Descrição de chapéu Governo Bolsonaro

Não haverá mais dinheiro para ONGs escusas, diz secretário do governo Bolsonaro

Ruralista Nabhan Garcia foi nomeado para órgão que analisará demarcações de terras indígenas

Joelmir Tavares
Brasília

Nomeado secretário especial de Regulação Fundiária do Ministério da Agricultura, o ruralista Nabhan Garcia —que tem entre as atribuições cuidar da demarcação de terras indígenas e quilombolas— endossa o discurso contrário a organizações não governamentais espalhado pelo presidente Jair Bolsonaro (PSL).

Nabhan Garcia (à direita) com Jair Bolsonaro durante a campanha à Presidência, em abril de 2018, em Ribeirão Preto (SP); o ruralista assumiu secretaria no Ministério da Agricultura - Marcelo Teixeira - 30.abr.2018/Reuters

"Não haverá mais dinheiro para ONGs escusas", disse ele à Folha ao tomar posse no cargo, na quarta-feira (2), em Brasília. Presidente da UDR (União Democrática Ruralista), Nabhan foi conselheiro de Bolsonaro para o agronegócio durante a campanha.

O secretário se recusou a citar nomes de entidades que considera suspeitas. Ele atribuiu a gritaria em torno das medidas do novo governo para os índios a grupos que "a vida inteira tiraram proveito" de convênios com órgãos públicos.

"Essa gente realmente tem que estar preocupada. É um direito de qualquer organização não governamental defender interesse de quem ela tem esse propósito, mas muita coisa vai mudar", afirmou, acrescentando que a situação fiscal do país exige corte de gastos.

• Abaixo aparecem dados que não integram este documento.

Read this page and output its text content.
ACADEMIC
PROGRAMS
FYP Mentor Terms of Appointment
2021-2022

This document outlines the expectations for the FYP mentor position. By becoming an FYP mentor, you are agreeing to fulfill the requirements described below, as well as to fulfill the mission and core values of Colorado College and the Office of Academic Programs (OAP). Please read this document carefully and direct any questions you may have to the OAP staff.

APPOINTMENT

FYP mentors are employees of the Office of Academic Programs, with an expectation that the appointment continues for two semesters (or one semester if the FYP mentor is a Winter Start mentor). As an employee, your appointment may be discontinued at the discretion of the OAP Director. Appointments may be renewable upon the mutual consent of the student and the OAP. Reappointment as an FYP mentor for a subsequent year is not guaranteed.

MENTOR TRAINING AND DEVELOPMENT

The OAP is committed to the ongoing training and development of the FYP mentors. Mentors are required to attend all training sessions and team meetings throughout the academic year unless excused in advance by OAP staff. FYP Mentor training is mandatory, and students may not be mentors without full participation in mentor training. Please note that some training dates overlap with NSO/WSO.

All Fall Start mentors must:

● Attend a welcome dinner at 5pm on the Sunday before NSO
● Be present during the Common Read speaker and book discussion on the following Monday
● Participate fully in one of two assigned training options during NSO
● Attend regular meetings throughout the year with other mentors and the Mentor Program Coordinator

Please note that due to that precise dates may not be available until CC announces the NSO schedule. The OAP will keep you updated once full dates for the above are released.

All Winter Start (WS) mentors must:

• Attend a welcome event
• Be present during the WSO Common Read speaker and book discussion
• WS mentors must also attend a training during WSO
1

"O índio tem muitos problemas. O índio precisa ter um assistencialismo real. Não um assistencialismo de dinheiro que vai para ONG e ONG desaparece com esse dinheiro", disse o pecuarista.

"Tem muita ONG que, se quiser sobreviver, vai ter que sobreviver como manda a lei, às custas próprias", continuou. "Existe uma preocupação de algumas ONGs que estão reclamando... Não vejo um motivo. Talvez seja isso. Ora, já se diz: organização não governamental. Que sobreviva às custas próprias, não tirando dinheiro dos cofres públicos."

A transferência das demarcações para a pasta da Agricultura vem sendo alvo de intensas críticas, já que a mudança é vista como um caso de conflito de interesses. Historicamente, correntes do agronegócio contestam direitos dos índios e se opõem à proteção de territórios deles.

Nabhan é subordinado à ministra Tereza Cristina, que, ao assumir a cadeira, buscou minimizar a controvérsia, dizendo se tratar apenas de uma "questão de organização" administrativa —o governo colocou sob sua guarda todas as questões fundiárias, antes espalhadas por outros ministérios e secretarias.

À Funai (Fundação Nacional do Índio), ligada ao Ministério da Mulher, Família e Direitos Humanos, caberão as políticas sociais para os indígenas, de acordo com a ministra.

​Nabhan, que exaltou a escolha de Tereza para a função, disse que é natural que o Ministério da Agricultura assuma as políticas fundiárias, já que as disputas por terras ocorrem no campo, e esse é o lugar onde o trabalho da pasta se concentra. "Não tem nenhum conflito de interesses."

O líder da UDR caracterizou os protestos como um ato precipitado e disse que a legislação sobre identificação e oficialização de terras será seguida, com obediência aos critérios técnicos e jurídicos. Segundo o governo, será criada uma comissão interministerial para deliberar sobre as demarcações.

A palavra final, no entanto, será de Bolsonaro, frisou Nabhan.

Desde a eleição do presidente, lideranças sociais têm denunciado o que classificam como processo de criminalização de ONGs e movimentos. A duas semanas do pleito, por exemplo, o então candidato chamou sem-terra e sem-teto de bandidos e disse que ações desses grupos passariam a ser tipificadas como terrorismo.

​Em carta ao novo presidente divulgada na semana passada, lideranças indígenas pediram diálogo e criticaram as medidas que atingem os chamados povos originários. Elas contestaram o discurso de Bolsonaro de que os indígenas são manipulados por organizações e disseram que as políticas públicas é que são "ineficientes, insuficientes e fora da realidade".

O Planalto incluiu entre as atribuições da Secretaria de Governo, comandada pelo general Carlos Alberto dos Santos Cruz, o monitoramento e a coordenação de ONGs e de organismos internacionais. A função não existia formalmente nos governos anteriores e pode ser considerada inconstitucional.

O ministro responsável pela nova tarefa, general da reserva Carlos Alberto dos Santos Cruz, disse que a intenção não é intervir nas entidades. "[O objetivo] é simplesmente de coordenação e de obter melhores resultados", afirmou na sexta-feira (4).